The Hudgens Prize winner will be announced at the closing reception for the exhibition on Friday, October 7th, from 5 to 7 p.m., at the Jacqueline Casey Hudgens Center for Art and Learning, in Duluth.
The four finalists were named in April for the prestigious 2023 Hudgens Prize. With a stunning cash award of $50,000 and an invitation for a solo exhibition for one artist, the Hudgens Prize is one of the largest art awards given in the entire nation, and is open only to Georgia residents.
The 2022-23 Hudgens Prize cycle finalists are: Olu Amoda, Shanequa Gay, Jessica Self and Jamele Wright.

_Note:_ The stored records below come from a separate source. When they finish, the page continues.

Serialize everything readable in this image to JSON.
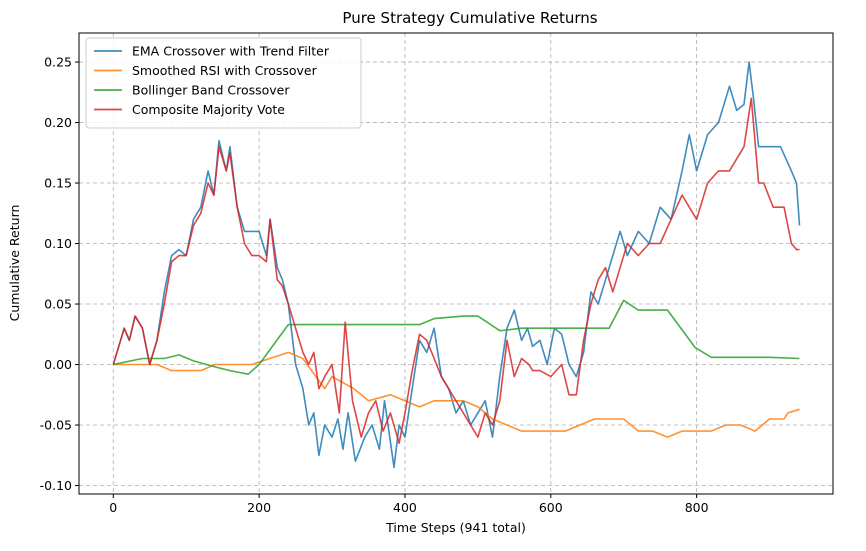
{
  "chart_data": {
    "type": "line",
    "title": "Pure Strategy Cumulative Returns",
    "xlabel": "Time Steps (941 total)",
    "ylabel": "Cumulative Return",
    "xlim": [
      -47,
      987
    ],
    "ylim": [
      -0.107,
      0.274
    ],
    "xticks": [
      0,
      200,
      400,
      600,
      800
    ],
    "yticks": [
      -0.1,
      -0.05,
      0.0,
      0.05,
      0.1,
      0.15,
      0.2,
      0.25
    ],
    "grid": true,
    "legend_position": "upper left",
    "series": [
      {
        "name": "EMA Crossover with Trend Filter",
        "color": "#1f77b4",
        "x": [
          0,
          10,
          15,
          22,
          30,
          40,
          50,
          60,
          70,
          80,
          90,
          100,
          110,
          120,
          130,
          138,
          145,
          155,
          160,
          170,
          180,
          190,
          200,
          210,
          215,
          225,
          232,
          240,
          250,
          260,
          268,
          275,
          282,
          290,
          300,
          308,
          315,
          322,
          332,
          345,
          355,
          365,
          372,
          378,
          385,
          392,
          400,
          410,
          420,
          430,
          440,
          450,
          460,
          470,
          480,
          490,
          500,
          510,
          520,
          530,
          540,
          550,
          560,
          568,
          575,
          585,
          595,
          605,
          615,
          625,
          635,
          645,
          655,
          665,
          675,
          685,
          695,
          705,
          720,
          735,
          750,
          765,
          780,
          790,
          800,
          815,
          830,
          845,
          855,
          865,
          872,
          878,
          885,
          892,
          900,
          915,
          930,
          937,
          941
        ],
        "y": [
          0.0,
          0.02,
          0.03,
          0.02,
          0.04,
          0.03,
          0.0,
          0.02,
          0.06,
          0.09,
          0.095,
          0.09,
          0.12,
          0.13,
          0.16,
          0.14,
          0.185,
          0.16,
          0.18,
          0.13,
          0.11,
          0.11,
          0.11,
          0.09,
          0.12,
          0.08,
          0.07,
          0.05,
          0.0,
          -0.02,
          -0.05,
          -0.04,
          -0.075,
          -0.05,
          -0.06,
          -0.045,
          -0.07,
          -0.04,
          -0.08,
          -0.06,
          -0.05,
          -0.07,
          -0.03,
          -0.055,
          -0.085,
          -0.05,
          -0.06,
          -0.02,
          0.02,
          0.01,
          0.03,
          -0.01,
          -0.02,
          -0.04,
          -0.03,
          -0.05,
          -0.04,
          -0.03,
          -0.06,
          -0.01,
          0.03,
          0.045,
          0.02,
          0.03,
          0.015,
          0.02,
          0.0,
          0.03,
          0.025,
          0.0,
          -0.01,
          0.01,
          0.06,
          0.05,
          0.07,
          0.09,
          0.11,
          0.09,
          0.11,
          0.1,
          0.13,
          0.12,
          0.16,
          0.19,
          0.16,
          0.19,
          0.2,
          0.23,
          0.21,
          0.215,
          0.25,
          0.22,
          0.18,
          0.18,
          0.18,
          0.18,
          0.16,
          0.15,
          0.115
        ]
      },
      {
        "name": "Smoothed RSI with Crossover",
        "color": "#ff7f0e",
        "x": [
          0,
          60,
          80,
          120,
          140,
          190,
          240,
          260,
          290,
          300,
          330,
          350,
          380,
          400,
          420,
          440,
          460,
          480,
          500,
          520,
          560,
          580,
          620,
          640,
          660,
          680,
          700,
          720,
          740,
          760,
          780,
          800,
          820,
          840,
          860,
          880,
          900,
          920,
          925,
          941
        ],
        "y": [
          0.0,
          0.0,
          -0.005,
          -0.005,
          0.0,
          0.0,
          0.01,
          0.005,
          -0.02,
          -0.01,
          -0.02,
          -0.03,
          -0.025,
          -0.03,
          -0.035,
          -0.03,
          -0.03,
          -0.03,
          -0.035,
          -0.045,
          -0.055,
          -0.055,
          -0.055,
          -0.05,
          -0.045,
          -0.045,
          -0.045,
          -0.055,
          -0.055,
          -0.06,
          -0.055,
          -0.055,
          -0.055,
          -0.05,
          -0.05,
          -0.055,
          -0.045,
          -0.045,
          -0.04,
          -0.037
        ]
      },
      {
        "name": "Bollinger Band Crossover",
        "color": "#2ca02c",
        "x": [
          0,
          40,
          70,
          90,
          110,
          140,
          160,
          185,
          200,
          240,
          300,
          360,
          420,
          440,
          480,
          500,
          530,
          560,
          600,
          640,
          680,
          700,
          720,
          760,
          798,
          820,
          860,
          900,
          941
        ],
        "y": [
          0.0,
          0.005,
          0.005,
          0.008,
          0.003,
          -0.002,
          -0.005,
          -0.008,
          0.0,
          0.033,
          0.033,
          0.033,
          0.033,
          0.038,
          0.04,
          0.04,
          0.028,
          0.03,
          0.03,
          0.03,
          0.03,
          0.053,
          0.045,
          0.045,
          0.014,
          0.006,
          0.006,
          0.006,
          0.005
        ]
      },
      {
        "name": "Composite Majority Vote",
        "color": "#d62728",
        "x": [
          0,
          10,
          15,
          22,
          30,
          40,
          50,
          60,
          70,
          80,
          90,
          100,
          110,
          120,
          130,
          138,
          145,
          155,
          160,
          170,
          180,
          190,
          200,
          210,
          215,
          225,
          232,
          240,
          250,
          260,
          268,
          275,
          282,
          290,
          300,
          310,
          318,
          328,
          340,
          350,
          360,
          370,
          380,
          392,
          400,
          410,
          420,
          430,
          440,
          450,
          460,
          470,
          480,
          490,
          500,
          510,
          520,
          530,
          540,
          550,
          560,
          570,
          575,
          585,
          600,
          615,
          625,
          635,
          645,
          655,
          665,
          675,
          685,
          695,
          705,
          720,
          735,
          750,
          765,
          780,
          790,
          800,
          815,
          830,
          845,
          855,
          865,
          875,
          885,
          892,
          905,
          920,
          930,
          937,
          941
        ],
        "y": [
          0.0,
          0.02,
          0.03,
          0.02,
          0.04,
          0.03,
          0.0,
          0.02,
          0.05,
          0.085,
          0.09,
          0.09,
          0.115,
          0.125,
          0.15,
          0.14,
          0.18,
          0.16,
          0.175,
          0.13,
          0.1,
          0.09,
          0.09,
          0.085,
          0.12,
          0.07,
          0.065,
          0.05,
          0.03,
          0.01,
          0.0,
          0.01,
          -0.02,
          -0.01,
          0.0,
          -0.04,
          0.035,
          -0.03,
          -0.06,
          -0.04,
          -0.03,
          -0.055,
          -0.04,
          -0.065,
          -0.04,
          -0.005,
          0.025,
          0.02,
          0.005,
          -0.01,
          -0.02,
          -0.03,
          -0.04,
          -0.05,
          -0.06,
          -0.04,
          -0.05,
          -0.03,
          0.02,
          -0.01,
          0.005,
          0.0,
          -0.005,
          -0.005,
          -0.01,
          0.0,
          -0.025,
          -0.025,
          0.02,
          0.05,
          0.07,
          0.08,
          0.06,
          0.08,
          0.1,
          0.09,
          0.1,
          0.1,
          0.12,
          0.14,
          0.13,
          0.12,
          0.15,
          0.16,
          0.16,
          0.17,
          0.18,
          0.22,
          0.15,
          0.15,
          0.13,
          0.13,
          0.1,
          0.095,
          0.095
        ]
      }
    ]
  }
}
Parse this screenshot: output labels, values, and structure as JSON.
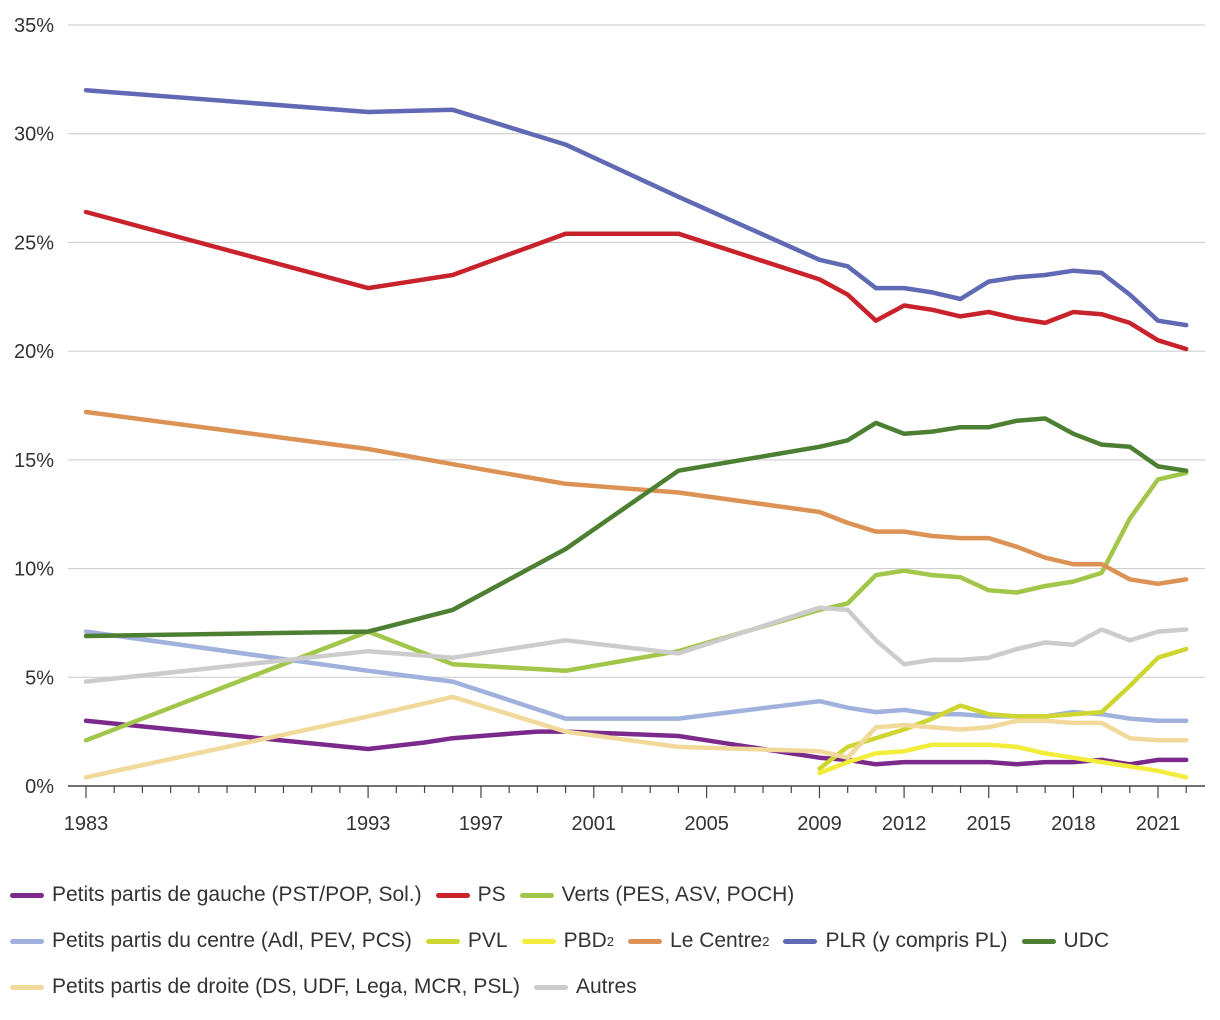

The finalists were selected by a jury of esteemed arts leaders, known through the United States and abroad, who are invested in our more local community while, also, representing a broad perspective: Lauren Tate Baeza, Fred and Rita Richman Curator of African American Art at The High Museum of Art; Jamaal Barber, artist, printmaker and professor at Georgia State University; and Thomas (Tom) Francis, painter and Professor Emeritus, Savannah College of Art and Design.
Kate Driscoll, Exhibitions and Public Programs Manager at the Hudgens stated, “We are so proud to continue the prestigious Hudgens Prize competition as a potentially life-changing opportunity for emerging Georgia artists, and we are thrilled for the body of work submitted for consideration. Following the success of the Hudgens Prize Retrospective, celebrating the award’s 10th anniversary in the fall of 2021, it is incredibly exciting to return to another full Prize cycle. We are honored, too, to bring together and work with such an impressive panel of jurors. Our 2022-23 jurors are unique in that they bring to the Hudgens Prize competition both national renown and a personal investment in our community of Georgia artists.”
Olu Amoda artist bio notes that he “has worked consistently over the past three decades to create a sculptural language that has unique character and beauty. Working as a sculptor, muralist, furniture designer, and multimedia artist, Amoda is best known for using repurposed materials found from the detritus of consumer culture. His works often incorporate rusty nails, metal plates, bolts, pipes, and rods, that are welded together to create figures, animals, flora and ambiguous forms. Amoda uses these materials to explore socio-political issues relating to Nigerian culture today, from sex, politics, race and conflict to consumerism and economic distribution”. Amoda graduated in sculpture from Auchi Polytechnic, Nigeria, and received a Master’s Degree of Fine Arts from Georgia Southern University, USA.
Shanequa Gay shares in her artist statement that her work “draws upon ritual and personal memory, storytelling, fantasy, and the deep well of southern black traditions found in her home place of Atlanta. Gay’s fodder is play, indigenous belief systems and the spirit of African-Ascendant Women and girls finding Divinity in self. She is invested in counter narratives, mythology, and the expansion of the black imaginary. Gay engages in this practice through installations, paintings, performance, photography, video and monumental sculptural figures”. Gay received her BA from the Savannah College of Art and Design and an MFA from Georgia State University.
Jessica (Jess) Self is a contemporary artist based in Atlanta, GA., who works with wax, wool, and wood to create mixed media figurative sculptures. Self received her BFA from Warren Wilson College (NC) and MFA from Georgia State University.
Jamele Wright is a multi-disciplinary artist whose work “is concerned with the Black American vernacular experience, creating a conversation between family, tradition, the spiritual and material relationships between Africa and the South”. Wright graduated from Georgia State University with a B.A. in Art History, and received his Masters of Fine Art from School of Visual Arts in Manhattan, New York.
The purpose of the Hudgens Prize competition is to elevate and promote the arts in Georgia while offering a transformational opportunity for the winning artist. The Hudgens Prize was last awarded in 2019 to Paul Stephen Benjamin. Benjamin continues to receive nationwide recognition following receipt of the Hudgens Prize award and his solo exhibition at the Hudgens in 2020, including a recent exhibition, Black Form, at Davidson College’s Van Every | Smith Galleries.